19.08.2020 tarihinde Haliliye 15 Temmuz Şehitleri
Aile Sağlığı Merkezinde çalışan Dr. Müslüm Çiftçi kendisine kayıtlı olan ve
daha önce usulsüz isteklerde bulunan, yakınını getirmeden ilaç yazdırmak
isteyen ayrıca bu pandemi döneminde maskesiz asm gelen hastası tarafından sözlü
hakarete uğrayıp, hastanın yakınları tarafından darp edilmiştir.
Hekimlerin en çok şiddete uğramasının nedeni; "ilacımı yazar
mısınız", hekime "yakınımı getiremedim, şu ilaçları yazar
mısınız" ile devam eden işlemler ile "bir yakınıma rapor lazım
diyerek" suiistimali üst seviyeye çıkaran hasta davranışlarıdır. Hekimliğin
ana ilkesi; "Önce zarar vermedir." Hekim ilk olarak hastasının
sağlığı için çalışır.
Reçete; hekimin imzasını taşıyan, bedelini ister devlet ödesin ister hasta
cepten ödesin, her şekilde hekime hukuki sorumluluk yükleyen resmi belgedir.
Reçeteye resmilik kazandıran ilke; hekimin yaptığı görevin kamusal görev olması
ile ilgilidir. Hekimin reçete düzenlemesi çeşitli mevzuatlar ile
düzenlenmiştir. 1960 yılında Bakanlar Kurulu Kararı ile düzenlenen "Tıbbi
Deontoloji Nizamnamesinin" ikinci kısmı hekimlerin hastalar ile olan
ilişkilerini düzenlemekte ve
- 13. Maddesinin son cümlesinde "Tabip ve diş tabibi; teşhis, tedavi veya korunmak gayesi olmaksızın hastanın arzusuna uyarak veya diğer sebeplerle, akli veya bendeni mukavemetini azaltacak her hangi bir şey yapamaz."
- Ve aynı Nizamnamenin 14. Maddesinde de "Tabip ve diş tabibi, hastanın vaziyetinin icap ettirdiği sıhhi ihtimamı gösterir. Hastanın hayatını kurtarmak ve sıhhatini korumak mümkün olmadığı takdirde dahi, ıstırabını azaltmaya veya dindirmeye çalışmakla mükelleftir." diyerek Hekimlere; teşhis ve tedavi maksadıyla hastalara faydalı olacak şekilde hareket serbestliği tanımaktadır.
- Ama Türk Tabipleri Birliği Kanunun 59.maddesinin "g" fıkrasındaki yetkiye göre Tabipler Birliği tarafından hazırlanan "Hekimlik Mesleği Etiği Kurallarının" 23. Maddesi "Hekim, acil vakalar gibi zorunlu durumlar dışında, hastasını bizzat muayene etmeden tedavisine başlayamaz." Diyerek muayenesiz tedaviye yasak getirmiştir. Ayrıca Sağlık Bakanlığı Tedavi Hizmetleri Genel Müdürlüğü 08 Temmuz 2011 tarih/29851 sayılı tedavi sürecinde "Kimlik Tespiti" konulu duyurularında bu hususu düzenlemiş;
· Reçete
düzenlenmesini tedavi süreci kabul ederek bu süreçte hastaların bizzat hekim
tarafından görülmesini zorunlu kılmıştır.
· T.C Yargıtay
On Birinci Dairesi E:2006/8473 K:2007/7935 T:14.11.2007 tarihli Yargıtay
kararında Hekimlerin hasta sağlık kuruluşuna gelmeden biri aracılığı ile
gönderdikleri ilaçlarını kaydederek reçete yazmalarının görevi kötüye
kullanmaktan dolayı suç oluşturduğu bildirilmiştir.
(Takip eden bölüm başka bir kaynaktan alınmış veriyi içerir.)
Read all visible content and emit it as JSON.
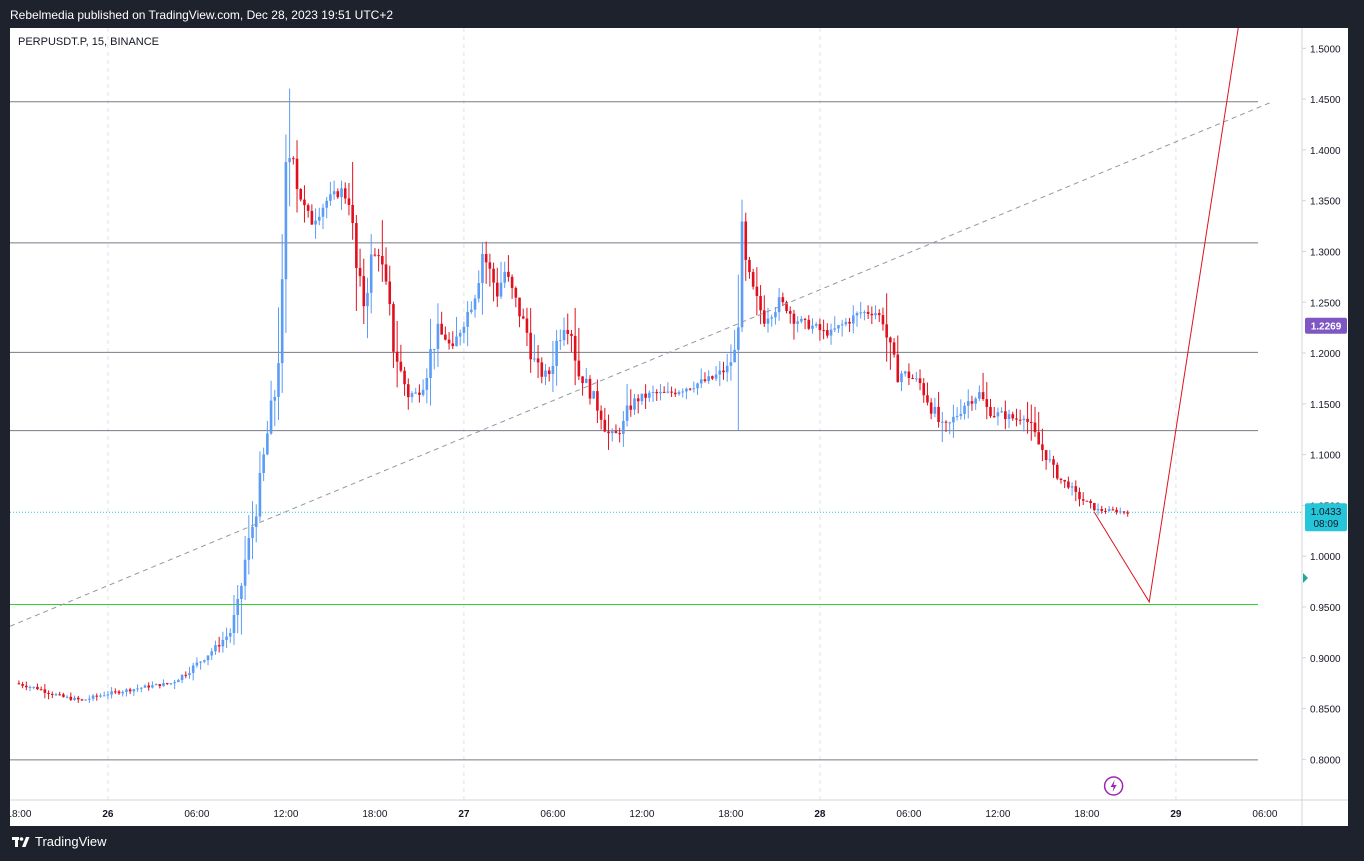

Bu konu hakkında yetkilileri
kişiler gelmeden ilaç yazılamayacağı konusunda net açıklama yapmaya davet
ediyoruz. Bu bir suçtur ve bunun İl İdareleri tarafından vatandaşa kamuoyuna
açıklanması gerekmektedir. Sağlık çalışanına uygulanan şiddet,
hakaret ve tehdit ülkemizde artık hat safhaya gelmiş ayrıca cezaların
caydırıcılıktan uzak olması, şiddetin normalleşmeye başlaması ile hekimlerimizin can güvenliği kalmamıştır.
ŞUAHED olarak sağlık çalışanlarına karşı uygulan şiddet karşısında üyelerimizin yanında olacağımızı, suçluların en ağır biçimde cezalandırılmasını sağlamak için elimizden geleni yapmaya devam edeceğimizi belirterek meslektaşımızın başına gelen bu elim olayın takipçisi olarak, her türlü hukuki desteği sağlayacağımızı belirtiriz.''denildi.